How Many Copies in a Derivation?
If you derive functions like FIRST, SECOND, THIRD, all the way through TENTH off of PICK, then should each one have a duplicate of PICK's information? Or is it enough to have meta information that points and says "FIRST is a specialization of PICK", and then follow that link through to get the parameter descriptions from PICK?
Plus, having the meta information say "FIRST is a specialization of PICK" may provide useful knowledge.
Oh, what a tangled web...
This led to the existence of dig-action-meta-fields and other rather convoluted code. Every function that wants to do surgery on the HELP information gets burned by it. And if you ever do want to do surgery, you have to flatten it all anyway. Not to mention that it's only an object the size of the parameter cells involved...the actual description strings can appear multiple places without being copied. And if someone changes the help information on a base function, it will change the help information on derived functions--which you might want, but you also might not.

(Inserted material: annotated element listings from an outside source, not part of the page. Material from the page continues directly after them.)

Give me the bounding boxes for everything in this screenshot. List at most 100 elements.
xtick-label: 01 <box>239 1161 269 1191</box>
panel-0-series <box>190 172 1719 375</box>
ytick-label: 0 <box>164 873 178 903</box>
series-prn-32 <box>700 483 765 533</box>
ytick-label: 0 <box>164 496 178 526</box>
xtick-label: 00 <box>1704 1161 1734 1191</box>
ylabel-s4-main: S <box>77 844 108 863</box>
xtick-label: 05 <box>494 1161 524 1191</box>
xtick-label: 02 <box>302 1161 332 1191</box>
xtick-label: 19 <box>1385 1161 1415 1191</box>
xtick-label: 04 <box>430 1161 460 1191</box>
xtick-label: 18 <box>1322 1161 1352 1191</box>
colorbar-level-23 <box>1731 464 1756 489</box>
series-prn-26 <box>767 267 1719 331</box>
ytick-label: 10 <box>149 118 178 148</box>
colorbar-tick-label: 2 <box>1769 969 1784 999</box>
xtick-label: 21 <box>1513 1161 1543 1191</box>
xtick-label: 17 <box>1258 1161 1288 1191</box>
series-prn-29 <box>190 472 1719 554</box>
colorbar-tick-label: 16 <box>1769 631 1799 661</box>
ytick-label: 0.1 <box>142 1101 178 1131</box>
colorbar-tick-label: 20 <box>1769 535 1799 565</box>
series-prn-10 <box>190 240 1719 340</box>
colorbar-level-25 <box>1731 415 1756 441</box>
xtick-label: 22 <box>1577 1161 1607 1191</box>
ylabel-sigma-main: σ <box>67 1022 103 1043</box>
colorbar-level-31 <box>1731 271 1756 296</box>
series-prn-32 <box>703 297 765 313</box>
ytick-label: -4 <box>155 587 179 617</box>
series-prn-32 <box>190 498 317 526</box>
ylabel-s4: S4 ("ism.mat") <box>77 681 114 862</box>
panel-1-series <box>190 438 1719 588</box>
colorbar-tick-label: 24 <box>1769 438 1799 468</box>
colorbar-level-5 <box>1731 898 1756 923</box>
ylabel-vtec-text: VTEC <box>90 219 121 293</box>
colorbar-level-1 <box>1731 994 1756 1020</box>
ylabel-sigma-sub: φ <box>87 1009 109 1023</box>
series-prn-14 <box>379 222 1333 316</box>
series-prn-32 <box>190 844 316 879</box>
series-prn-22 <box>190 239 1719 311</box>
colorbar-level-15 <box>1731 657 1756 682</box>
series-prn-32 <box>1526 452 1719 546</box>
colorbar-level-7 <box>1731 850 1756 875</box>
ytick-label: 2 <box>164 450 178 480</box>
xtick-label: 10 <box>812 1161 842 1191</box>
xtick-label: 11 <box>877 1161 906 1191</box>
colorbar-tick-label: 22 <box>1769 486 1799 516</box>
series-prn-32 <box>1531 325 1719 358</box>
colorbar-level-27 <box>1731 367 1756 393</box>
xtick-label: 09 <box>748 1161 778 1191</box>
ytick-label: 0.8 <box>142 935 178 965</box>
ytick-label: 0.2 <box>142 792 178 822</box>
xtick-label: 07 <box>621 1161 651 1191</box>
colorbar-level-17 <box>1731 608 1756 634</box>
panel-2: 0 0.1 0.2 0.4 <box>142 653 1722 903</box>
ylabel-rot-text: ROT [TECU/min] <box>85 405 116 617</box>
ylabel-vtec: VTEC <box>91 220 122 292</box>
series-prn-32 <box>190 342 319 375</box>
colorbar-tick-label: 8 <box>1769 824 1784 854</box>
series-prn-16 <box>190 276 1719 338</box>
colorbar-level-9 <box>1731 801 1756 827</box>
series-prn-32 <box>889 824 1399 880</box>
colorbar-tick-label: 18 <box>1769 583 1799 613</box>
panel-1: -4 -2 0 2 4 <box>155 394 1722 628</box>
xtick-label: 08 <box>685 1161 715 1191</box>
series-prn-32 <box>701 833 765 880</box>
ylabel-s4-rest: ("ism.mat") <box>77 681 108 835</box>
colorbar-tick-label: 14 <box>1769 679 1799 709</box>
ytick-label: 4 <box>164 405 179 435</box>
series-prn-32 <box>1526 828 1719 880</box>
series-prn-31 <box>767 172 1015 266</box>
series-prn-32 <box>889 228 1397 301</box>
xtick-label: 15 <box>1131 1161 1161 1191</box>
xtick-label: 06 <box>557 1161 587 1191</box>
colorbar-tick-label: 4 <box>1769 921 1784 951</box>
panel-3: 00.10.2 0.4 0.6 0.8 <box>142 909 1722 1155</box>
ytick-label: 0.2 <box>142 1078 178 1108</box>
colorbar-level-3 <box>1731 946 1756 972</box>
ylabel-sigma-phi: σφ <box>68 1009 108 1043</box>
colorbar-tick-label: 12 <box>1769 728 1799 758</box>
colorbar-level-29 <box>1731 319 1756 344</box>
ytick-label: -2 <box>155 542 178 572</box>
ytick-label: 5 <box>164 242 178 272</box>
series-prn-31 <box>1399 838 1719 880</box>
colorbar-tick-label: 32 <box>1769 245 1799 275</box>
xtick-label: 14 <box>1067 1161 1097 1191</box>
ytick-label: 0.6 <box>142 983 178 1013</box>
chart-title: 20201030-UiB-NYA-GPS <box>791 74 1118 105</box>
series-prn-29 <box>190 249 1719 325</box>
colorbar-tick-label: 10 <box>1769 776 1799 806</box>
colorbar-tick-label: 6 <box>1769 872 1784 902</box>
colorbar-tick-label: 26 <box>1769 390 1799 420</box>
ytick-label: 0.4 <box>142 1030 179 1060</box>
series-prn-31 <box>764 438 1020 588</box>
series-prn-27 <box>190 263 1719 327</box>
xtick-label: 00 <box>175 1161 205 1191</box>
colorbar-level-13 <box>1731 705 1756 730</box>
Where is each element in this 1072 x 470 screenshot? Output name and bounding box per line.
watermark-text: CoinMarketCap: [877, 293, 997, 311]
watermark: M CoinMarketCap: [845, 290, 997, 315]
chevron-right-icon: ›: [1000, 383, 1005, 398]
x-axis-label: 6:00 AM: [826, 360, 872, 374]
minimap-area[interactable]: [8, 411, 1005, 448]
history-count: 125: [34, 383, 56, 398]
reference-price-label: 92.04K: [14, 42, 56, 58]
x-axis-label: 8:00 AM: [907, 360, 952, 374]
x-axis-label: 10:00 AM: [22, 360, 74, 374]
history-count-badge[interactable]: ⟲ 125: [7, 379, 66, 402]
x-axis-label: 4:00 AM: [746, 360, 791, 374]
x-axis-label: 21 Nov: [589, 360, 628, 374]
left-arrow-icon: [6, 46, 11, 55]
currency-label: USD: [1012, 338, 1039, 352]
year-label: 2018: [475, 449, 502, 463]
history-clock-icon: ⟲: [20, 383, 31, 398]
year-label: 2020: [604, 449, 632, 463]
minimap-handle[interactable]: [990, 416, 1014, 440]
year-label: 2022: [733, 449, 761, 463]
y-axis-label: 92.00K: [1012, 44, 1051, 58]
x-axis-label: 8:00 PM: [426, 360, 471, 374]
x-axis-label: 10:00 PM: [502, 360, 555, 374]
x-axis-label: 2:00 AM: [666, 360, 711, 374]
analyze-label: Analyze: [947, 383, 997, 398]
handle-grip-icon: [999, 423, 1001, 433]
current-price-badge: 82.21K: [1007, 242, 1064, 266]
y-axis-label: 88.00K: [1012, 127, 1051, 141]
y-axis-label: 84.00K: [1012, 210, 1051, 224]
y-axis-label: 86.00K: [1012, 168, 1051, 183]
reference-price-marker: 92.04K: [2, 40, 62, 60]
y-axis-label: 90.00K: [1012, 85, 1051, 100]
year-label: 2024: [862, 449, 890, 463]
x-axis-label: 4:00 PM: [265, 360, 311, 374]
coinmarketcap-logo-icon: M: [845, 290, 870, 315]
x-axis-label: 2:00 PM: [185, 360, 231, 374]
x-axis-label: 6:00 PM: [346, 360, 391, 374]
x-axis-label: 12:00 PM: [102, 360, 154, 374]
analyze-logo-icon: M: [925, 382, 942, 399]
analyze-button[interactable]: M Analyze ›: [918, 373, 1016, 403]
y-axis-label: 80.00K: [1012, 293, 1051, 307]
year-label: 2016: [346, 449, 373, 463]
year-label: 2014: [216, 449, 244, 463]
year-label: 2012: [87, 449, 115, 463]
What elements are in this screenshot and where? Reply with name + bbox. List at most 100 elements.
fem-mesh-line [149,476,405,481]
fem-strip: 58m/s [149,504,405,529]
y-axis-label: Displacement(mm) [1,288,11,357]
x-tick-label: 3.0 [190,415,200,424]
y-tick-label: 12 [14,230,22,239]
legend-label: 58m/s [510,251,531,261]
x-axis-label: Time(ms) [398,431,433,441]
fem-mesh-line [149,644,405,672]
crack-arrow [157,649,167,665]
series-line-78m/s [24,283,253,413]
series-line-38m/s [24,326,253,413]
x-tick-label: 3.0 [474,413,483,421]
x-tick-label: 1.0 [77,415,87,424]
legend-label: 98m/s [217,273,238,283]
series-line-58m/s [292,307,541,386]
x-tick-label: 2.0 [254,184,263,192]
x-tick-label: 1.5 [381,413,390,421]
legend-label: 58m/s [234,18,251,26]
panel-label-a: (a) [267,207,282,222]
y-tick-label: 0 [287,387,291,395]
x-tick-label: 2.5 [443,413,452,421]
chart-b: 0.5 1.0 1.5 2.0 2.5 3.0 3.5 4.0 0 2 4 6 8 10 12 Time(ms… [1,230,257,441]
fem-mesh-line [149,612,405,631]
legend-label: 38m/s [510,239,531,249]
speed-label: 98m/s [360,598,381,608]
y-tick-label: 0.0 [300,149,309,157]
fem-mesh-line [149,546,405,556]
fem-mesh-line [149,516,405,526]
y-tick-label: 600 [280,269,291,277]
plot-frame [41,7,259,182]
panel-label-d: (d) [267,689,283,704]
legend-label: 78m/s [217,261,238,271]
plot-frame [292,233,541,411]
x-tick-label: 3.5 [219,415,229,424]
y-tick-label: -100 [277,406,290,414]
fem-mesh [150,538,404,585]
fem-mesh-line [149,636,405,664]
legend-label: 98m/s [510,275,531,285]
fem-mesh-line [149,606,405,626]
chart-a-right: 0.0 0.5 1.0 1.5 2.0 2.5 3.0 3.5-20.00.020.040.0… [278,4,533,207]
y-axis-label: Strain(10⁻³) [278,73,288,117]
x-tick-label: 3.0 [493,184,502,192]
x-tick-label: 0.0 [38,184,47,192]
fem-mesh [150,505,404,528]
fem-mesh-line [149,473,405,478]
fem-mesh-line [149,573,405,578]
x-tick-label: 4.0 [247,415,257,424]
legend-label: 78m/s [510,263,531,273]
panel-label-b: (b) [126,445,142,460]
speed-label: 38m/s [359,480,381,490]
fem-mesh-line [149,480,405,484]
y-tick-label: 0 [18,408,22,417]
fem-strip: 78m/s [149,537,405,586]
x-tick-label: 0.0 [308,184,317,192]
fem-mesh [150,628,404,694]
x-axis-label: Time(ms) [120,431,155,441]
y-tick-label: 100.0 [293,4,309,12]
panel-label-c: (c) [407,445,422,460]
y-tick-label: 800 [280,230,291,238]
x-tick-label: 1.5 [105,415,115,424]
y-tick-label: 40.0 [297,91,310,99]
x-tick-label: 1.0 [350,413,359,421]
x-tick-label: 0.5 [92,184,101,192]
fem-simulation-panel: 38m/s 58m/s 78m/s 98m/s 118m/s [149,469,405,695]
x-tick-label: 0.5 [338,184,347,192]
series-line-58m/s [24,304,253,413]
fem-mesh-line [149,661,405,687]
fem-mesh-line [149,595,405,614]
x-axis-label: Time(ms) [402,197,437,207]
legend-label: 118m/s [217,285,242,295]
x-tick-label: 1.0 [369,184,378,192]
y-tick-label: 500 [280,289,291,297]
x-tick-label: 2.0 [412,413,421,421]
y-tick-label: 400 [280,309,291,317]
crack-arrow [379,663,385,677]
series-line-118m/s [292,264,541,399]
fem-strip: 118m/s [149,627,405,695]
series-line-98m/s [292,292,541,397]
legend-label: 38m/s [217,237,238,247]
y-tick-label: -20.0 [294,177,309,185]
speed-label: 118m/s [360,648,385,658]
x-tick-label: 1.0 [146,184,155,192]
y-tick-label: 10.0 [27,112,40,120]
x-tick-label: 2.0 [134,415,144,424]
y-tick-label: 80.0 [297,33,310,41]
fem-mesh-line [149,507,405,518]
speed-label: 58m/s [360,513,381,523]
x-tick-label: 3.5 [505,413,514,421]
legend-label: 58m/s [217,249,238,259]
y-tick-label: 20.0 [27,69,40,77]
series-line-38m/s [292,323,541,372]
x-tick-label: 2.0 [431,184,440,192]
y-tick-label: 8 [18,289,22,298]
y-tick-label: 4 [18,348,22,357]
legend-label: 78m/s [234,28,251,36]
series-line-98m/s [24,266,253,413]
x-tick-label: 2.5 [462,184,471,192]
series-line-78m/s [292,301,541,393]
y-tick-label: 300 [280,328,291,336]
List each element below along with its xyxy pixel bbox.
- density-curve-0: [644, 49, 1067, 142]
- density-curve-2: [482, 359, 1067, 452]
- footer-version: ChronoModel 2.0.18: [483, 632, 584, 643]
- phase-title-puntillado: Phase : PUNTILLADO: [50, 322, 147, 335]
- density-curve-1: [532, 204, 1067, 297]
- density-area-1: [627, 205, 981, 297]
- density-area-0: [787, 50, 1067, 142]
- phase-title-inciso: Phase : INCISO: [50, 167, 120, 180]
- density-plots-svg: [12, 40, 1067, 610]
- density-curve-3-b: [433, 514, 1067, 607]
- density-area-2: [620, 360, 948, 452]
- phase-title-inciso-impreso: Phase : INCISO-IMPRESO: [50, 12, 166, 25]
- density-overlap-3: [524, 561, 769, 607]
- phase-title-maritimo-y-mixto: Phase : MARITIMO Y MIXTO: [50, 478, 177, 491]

Because the routines were complex and early in the bootstrap, they have been good examples of generalized Rebol code that has had to weather core changes. It has been educational to have them. But the complexity represented gets in the way of the most basic things people want to do with manipulating HELP on derived functions...while not truly providing the intended value.
New Plan: Fundamental Derivations, Flat Help
Rather than investing deeper in this tangential design: help information will now be flat. The META information will be captured from the function being derived from at the time of function creation.
But to make things easier to understand, the derivations will be userspace code. Fundamental operations which do not create any HELP or META information at all will be available as SPECIALIZE*
, ADAPT*
, CHAIN*
, ENCLOSE*
, AUGMENT*
. Performance-sensitive code (or functions that aren't meant to have their own HELP) can use these, and avoid the overhead.
As for being able to tell how a function is implemented, that seems to be a problem for SOURCE. We'll have to work on the rendering there to make that informative enough to show you that something is a CHAIN or a SPECIALIZE-ation of another function. That seems the right place to be conveying the information.